Aux grands récits planificateurs fondateurs, « On stoppe l’extension de la cité pour la qualifier dans son périmètre historique et on redéploie les nouveaux développements autour des bourgs anciens de la périphérie », les élus préfèrent refonder leur action sur un partage de conscience, une mobilisation collective autour d’un système d’action commun et de nouvelles formes de redistribution, comme en atteste le (modeste) fonds de péréquation.

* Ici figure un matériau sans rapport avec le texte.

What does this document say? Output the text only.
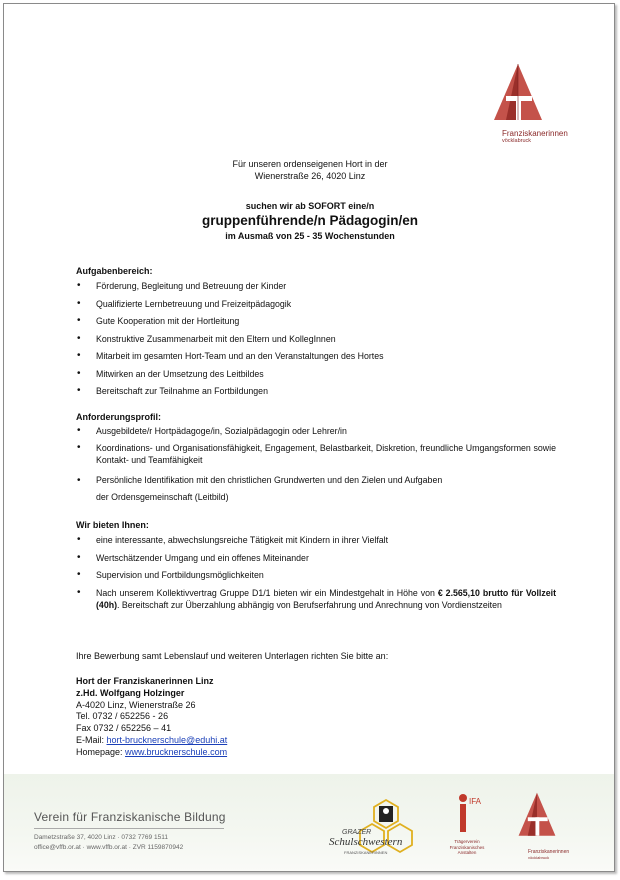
Franziskanerinnen
vöcklabruck
Für unseren ordenseigenen Hort in der
Wienerstraße 26, 4020 Linz
suchen wir ab SOFORT eine/n
gruppenführende/n Pädagogin/en
im Ausmaß von 25 - 35 Wochenstunden
Aufgabenbereich:
• Förderung, Begleitung und Betreuung der Kinder
• Qualifizierte Lernbetreuung und Freizeitpädagogik
• Gute Kooperation mit der Hortleitung
• Konstruktive Zusammenarbeit mit den Eltern und KollegInnen
• Mitarbeit im gesamten Hort-Team und an den Veranstaltungen des Hortes
• Mitwirken an der Umsetzung des Leitbildes
• Bereitschaft zur Teilnahme an Fortbildungen
Anforderungsprofil:
• Ausgebildete/r Hortpädagoge/in, Sozialpädagogin oder Lehrer/in
• Koordinations- und Organisationsfähigkeit, Engagement, Belastbarkeit, Diskretion, freundliche Umgangsformen sowie Kontakt- und Teamfähigkeit
• Persönliche Identifikation mit den christlichen Grundwerten und den Zielen und Aufgaben
der Ordensgemeinschaft (Leitbild)
Wir bieten Ihnen:
• eine interessante, abwechslungsreiche Tätigkeit mit Kindern in ihrer Vielfalt
• Wertschätzender Umgang und ein offenes Miteinander
• Supervision und Fortbildungsmöglichkeiten
• Nach unserem Kollektivvertrag Gruppe D1/1 bieten wir ein Mindestgehalt in Höhe von € 2.565,10 brutto für Vollzeit (40h). Bereitschaft zur Überzahlung abhängig von Berufserfahrung und Anrechnung von Vordienstzeiten
Ihre Bewerbung samt Lebenslauf und weiteren Unterlagen richten Sie bitte an:
Hort der Franziskanerinnen Linz
z.Hd. Wolfgang Holzinger
A-4020 Linz, Wienerstraße 26
Tel. 0732 / 652256 - 26
Fax 0732 / 652256 – 41
E-Mail: hort-brucknerschule@eduhi.at
Homepage: www.brucknerschule.com
Verein für Franziskanische Bildung
Dametzstraße 37, 4020 Linz · 0732 7769 1511
office@vffb.or.at · www.vffb.or.at · ZVR 1159870942
GRAZER
Schulschwestern
FRANZISKANERINNEN
IFA
Trägerverein
Franziskanisches
Anstalten	Franziskanerinnen
vöcklabruck
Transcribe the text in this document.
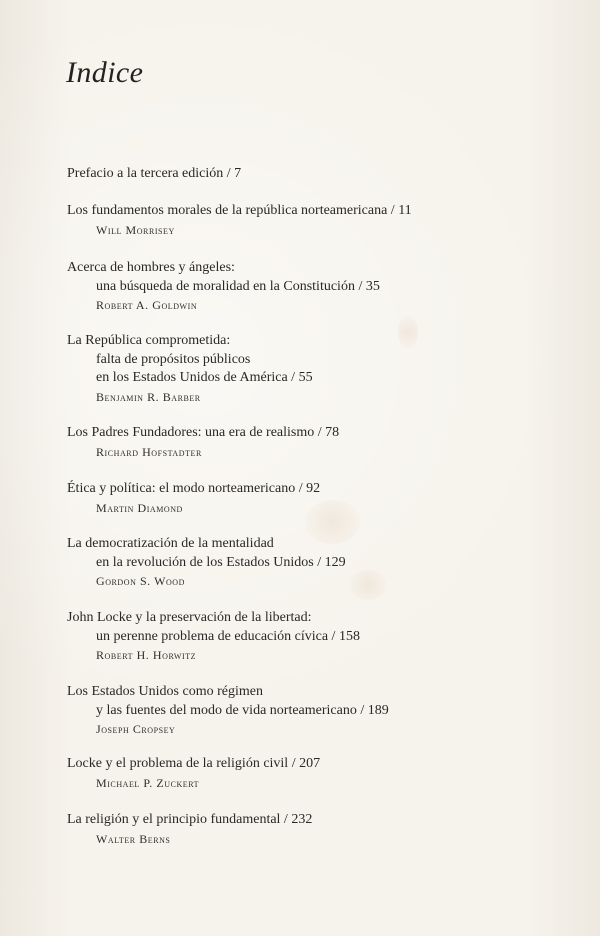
Indice
Prefacio a la tercera edición / 7
Los fundamentos morales de la república norteamericana / 11
Will Morrisey
Acerca de hombres y ángeles:
una búsqueda de moralidad en la Constitución / 35
Robert A. Goldwin
La República comprometida:
falta de propósitos públicos
en los Estados Unidos de América / 55
Benjamin R. Barber
Los Padres Fundadores: una era de realismo / 78
Richard Hofstadter
Ética y política: el modo norteamericano / 92
Martin Diamond
La democratización de la mentalidad
en la revolución de los Estados Unidos / 129
Gordon S. Wood
John Locke y la preservación de la libertad:
un perenne problema de educación cívica / 158
Robert H. Horwitz
Los Estados Unidos como régimen
y las fuentes del modo de vida norteamericano / 189
Joseph Cropsey
Locke y el problema de la religión civil / 207
Michael P. Zuckert
La religión y el principio fundamental / 232
Walter Berns
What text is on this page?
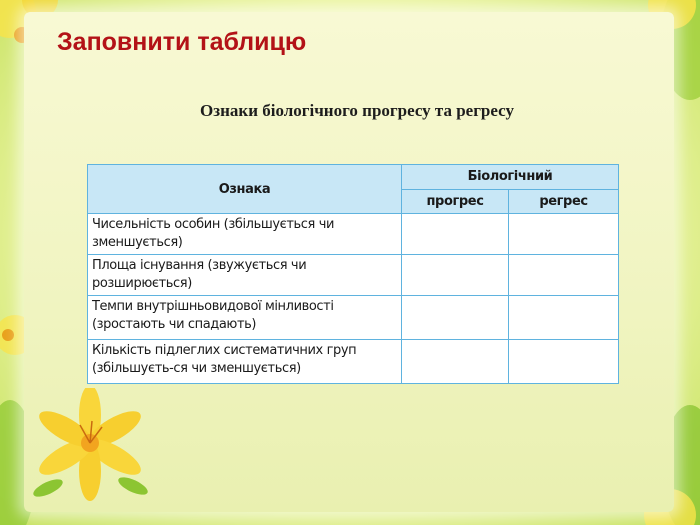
Заповнити таблицю
Ознаки біологічного прогресу та регресу
Ознака	Біологічний	
	прогрес	регрес
Чисельність особин (збільшується чи зменшується)		
Площа існування (звужується чи розширюється)		
Темпи внутрішньовидової мінливості (зростають чи спадають)		
Кількість підлеглих систематичних груп (збільшуєть-ся чи зменшується)		
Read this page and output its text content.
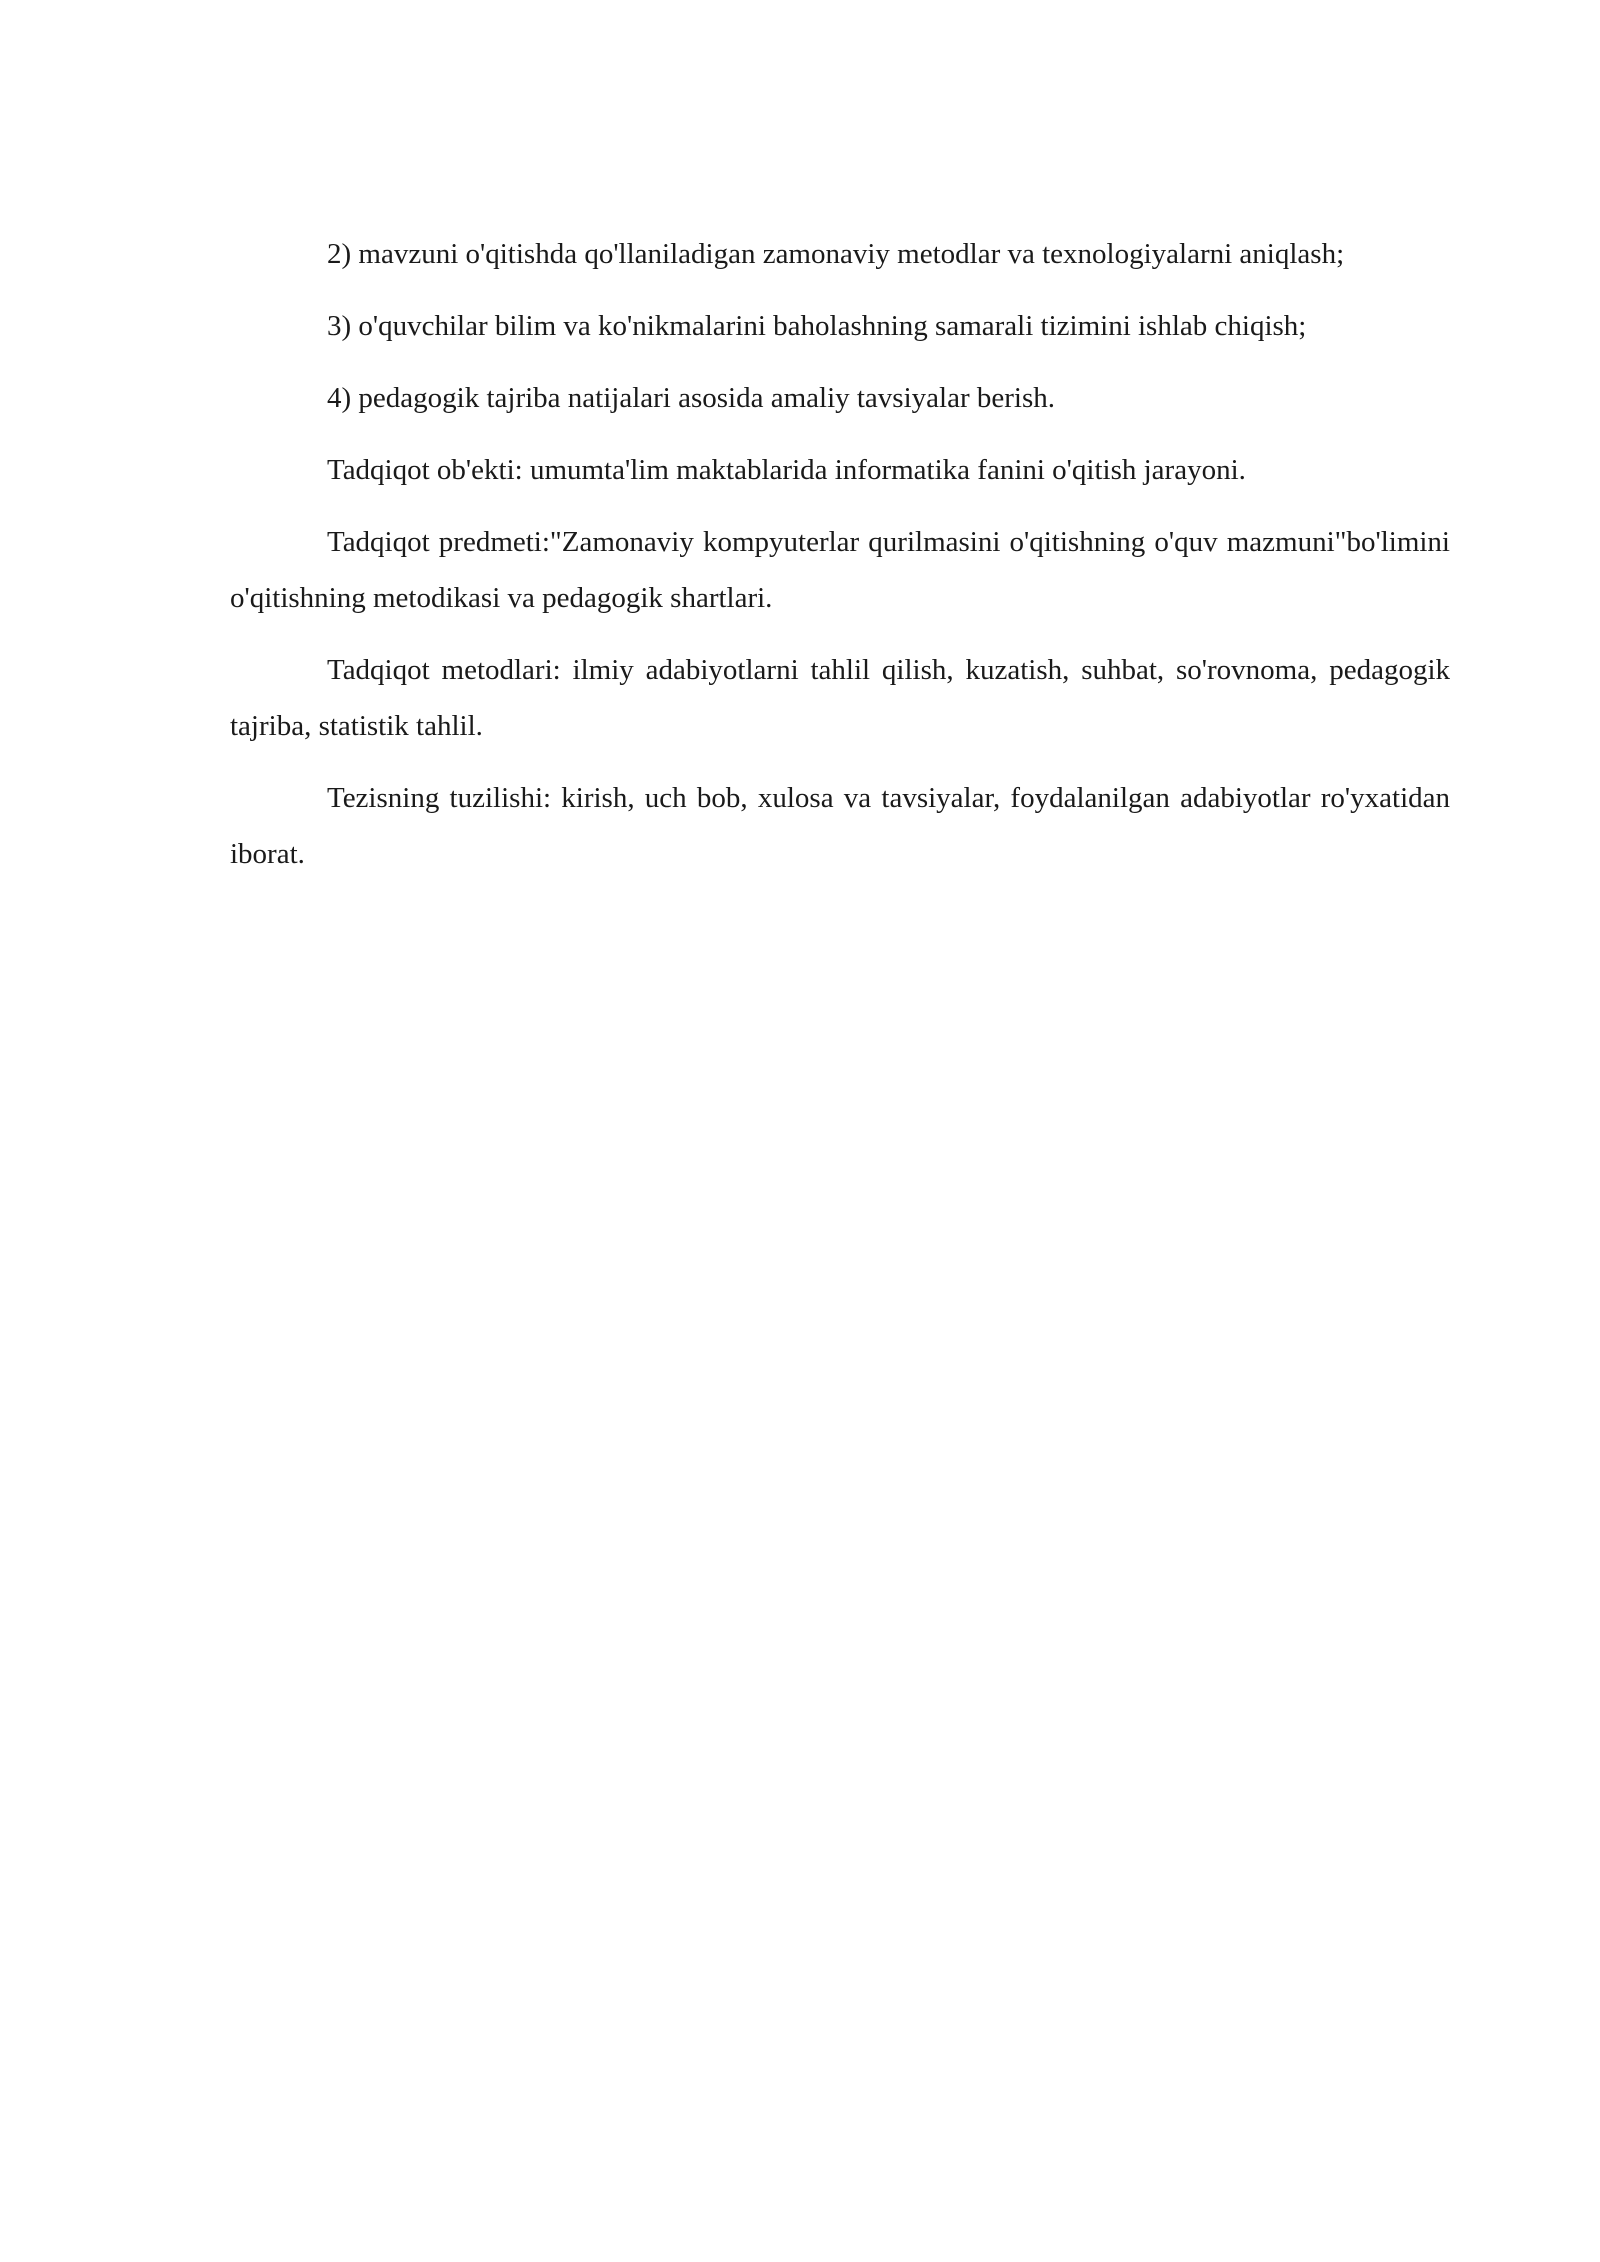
2) mavzuni o'qitishda qo'llaniladigan zamonaviy metodlar va texnologiyalarni aniqlash;

3) o'quvchilar bilim va ko'nikmalarini baholashning samarali tizimini ishlab chiqish;

4) pedagogik tajriba natijalari asosida amaliy tavsiyalar berish.

Tadqiqot ob'ekti: umumta'lim maktablarida informatika fanini o'qitish jarayoni.

Tadqiqot predmeti:"Zamonaviy kompyuterlar qurilmasini o'qitishning o'quv mazmuni"bo'limini o'qitishning metodikasi va pedagogik shartlari.

Tadqiqot metodlari: ilmiy adabiyotlarni tahlil qilish, kuzatish, suhbat, so'rovnoma, pedagogik tajriba, statistik tahlil.

Tezisning tuzilishi: kirish, uch bob, xulosa va tavsiyalar, foydalanilgan adabiyotlar ro'yxatidan iborat.
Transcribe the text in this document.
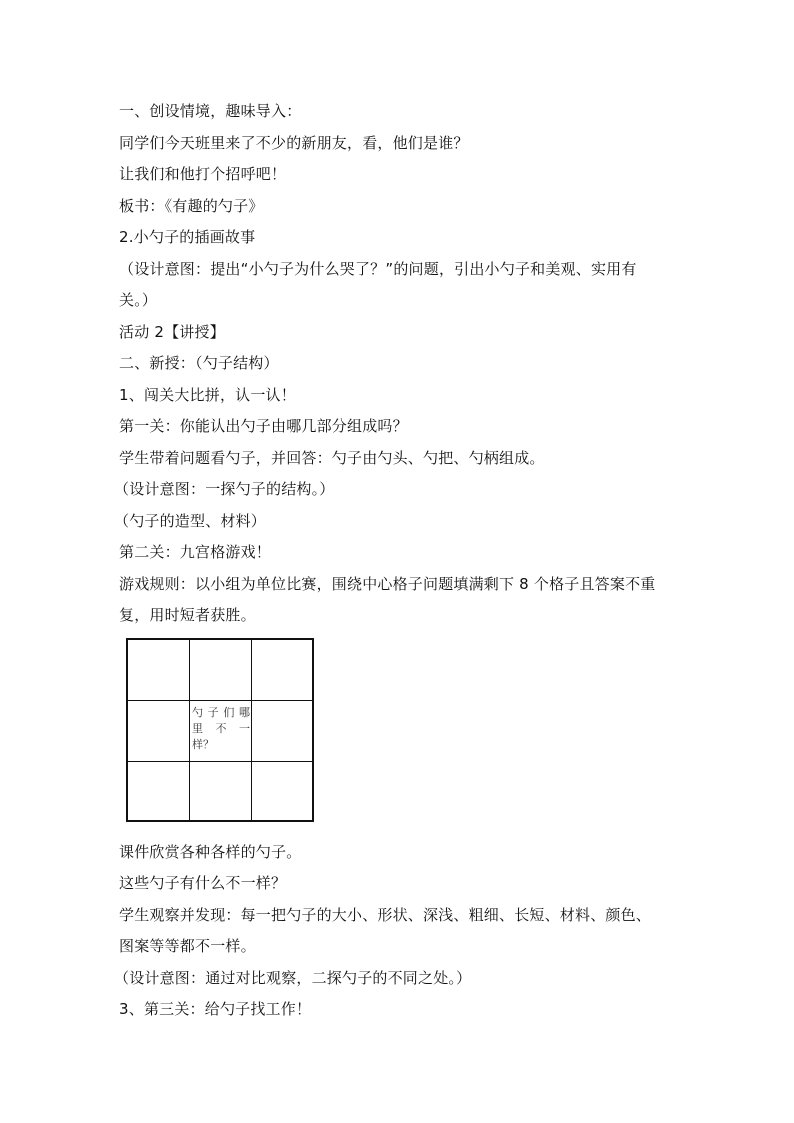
一、创设情境，趣味导入：
同学们今天班里来了不少的新朋友，看，他们是谁？
让我们和他打个招呼吧！
板书：《有趣的勺子》
2.小勺子的插画故事
（设计意图：提出“小勺子为什么哭了？”的问题，引出小勺子和美观、实用有
关。）
活动 2【讲授】
二、新授：（勺子结构）
1、闯关大比拼，认一认！
第一关：你能认出勺子由哪几部分组成吗？
学生带着问题看勺子，并回答：勺子由勺头、勺把、勺柄组成。
（设计意图：一探勺子的结构。）
（勺子的造型、材料）
第二关：九宫格游戏！
游戏规则：以小组为单位比赛，围绕中心格子问题填满剩下 8 个格子且答案不重
复，用时短者获胜。
勺子们哪
里 不 一
样？
课件欣赏各种各样的勺子。
这些勺子有什么不一样？
学生观察并发现：每一把勺子的大小、形状、深浅、粗细、长短、材料、颜色、
图案等等都不一样。
（设计意图：通过对比观察，二探勺子的不同之处。）
3、第三关：给勺子找工作！
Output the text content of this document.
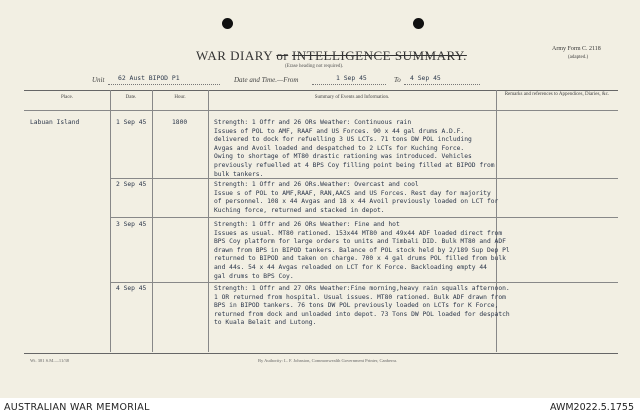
WAR DIARY or INTELLIGENCE SUMMARY.
(Erase heading not required).
Army Form C. 2118
(adapted.)
Unit 62 Aust BIPOD P1	Date and Time.—From	1 Sep 45	To 4 Sep 45
Place.	Date.	Hour.	Summary of Events and Information.
Remarks and references to Appendices, Diaries, &c.
Labuan Island	1 Sep 45	1800	Strength: 1 Offr and 26 ORs Weather: Continuous rain
Issues of POL to AMF, RAAF and US Forces. 90 x 44 gal drums A.D.F.
delivered to dock for refuelling 3 US LCTs. 71 tons DW POL including
Avgas and Avoil loaded and despatched to 2 LCTs for Kuching Force.
Owing to shortage of MT80 drastic rationing was introduced. Vehicles
previously refuelled at 4 BPS Coy filling point being filled at BIPOD from
bulk tankers.
2 Sep 45	Strength: 1 Offr and 26 ORs.Weather: Overcast and cool
Issue s of POL to AMF,RAAF, RAN,AACS and US Forces. Rest day for majority
of personnel. 108 x 44 Avgas and 18 x 44 Avoil previously loaded on LCT for
Kuching force, returned and stacked in depot.
3 Sep 45	Strength: 1 Offr and 26 ORs Weather: Fine and hot
Issues as usual. MT80 rationed. 153x44 MT80 and 49x44 ADF loaded direct from
BPS Coy platform for large orders to units and Timbali DID. Bulk MT80 and ADF
drawn from BPS in BIPOD tankers. Balance of POL stock held by 2/189 Sup Dep Pl
returned to BIPOD and taken on charge. 700 x 4 gal drums POL filled from bulk
and 44s. 54 x 44 Avgas reloaded on LCT for K Force. Backloading empty 44
gal drums to BPS Coy.
4 Sep 45	Strength: 1 Offr and 27 ORs Weather:Fine morning,heavy rain squalls afternoon.
1 OR returned from hospital. Usual issues. MT80 rationed. Bulk ADF drawn from
BPS in BIPOD tankers. 76 tons DW POL previously loaded on LCTs for K Force,
returned from dock and unloaded into depot. 73 Tons DW POL loaded for despatch
to Kuala Belait and Lutong.
Wt. 381 S.M.—11/38	By Authority: L. F. Johnston, Commonwealth Government Printer, Canberra.
AUSTRALIAN WAR MEMORIAL	AWM2022.5.1755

Ce mouvement traduit-il des ambitions plus modestes à un moment où la puissance de l’imprévisible s’impose à nous ? Caractérise-t-il un basculement entre système d’intentionnalité et dynamique de régulation ? Témoigne-t-il d’une remise en cause du modèle latin nécessairement prescriptif de la conception urbaine au profit d’un modèle plus anglo-saxon construit autour de l’évaluation des impacts ? Constitue-t-il le signe avant-coureur d’un passage de l’urbanisme comme politique publique à l’urbanisme comme politique de biens communs ?
En ce sens, Bologne porte, sans le dire, une critique somme toute assez radicale de la maîtrise urbaine et territoriale au profit d’approches plus souples, plus agiles et plus ouvertes de l’aménagement.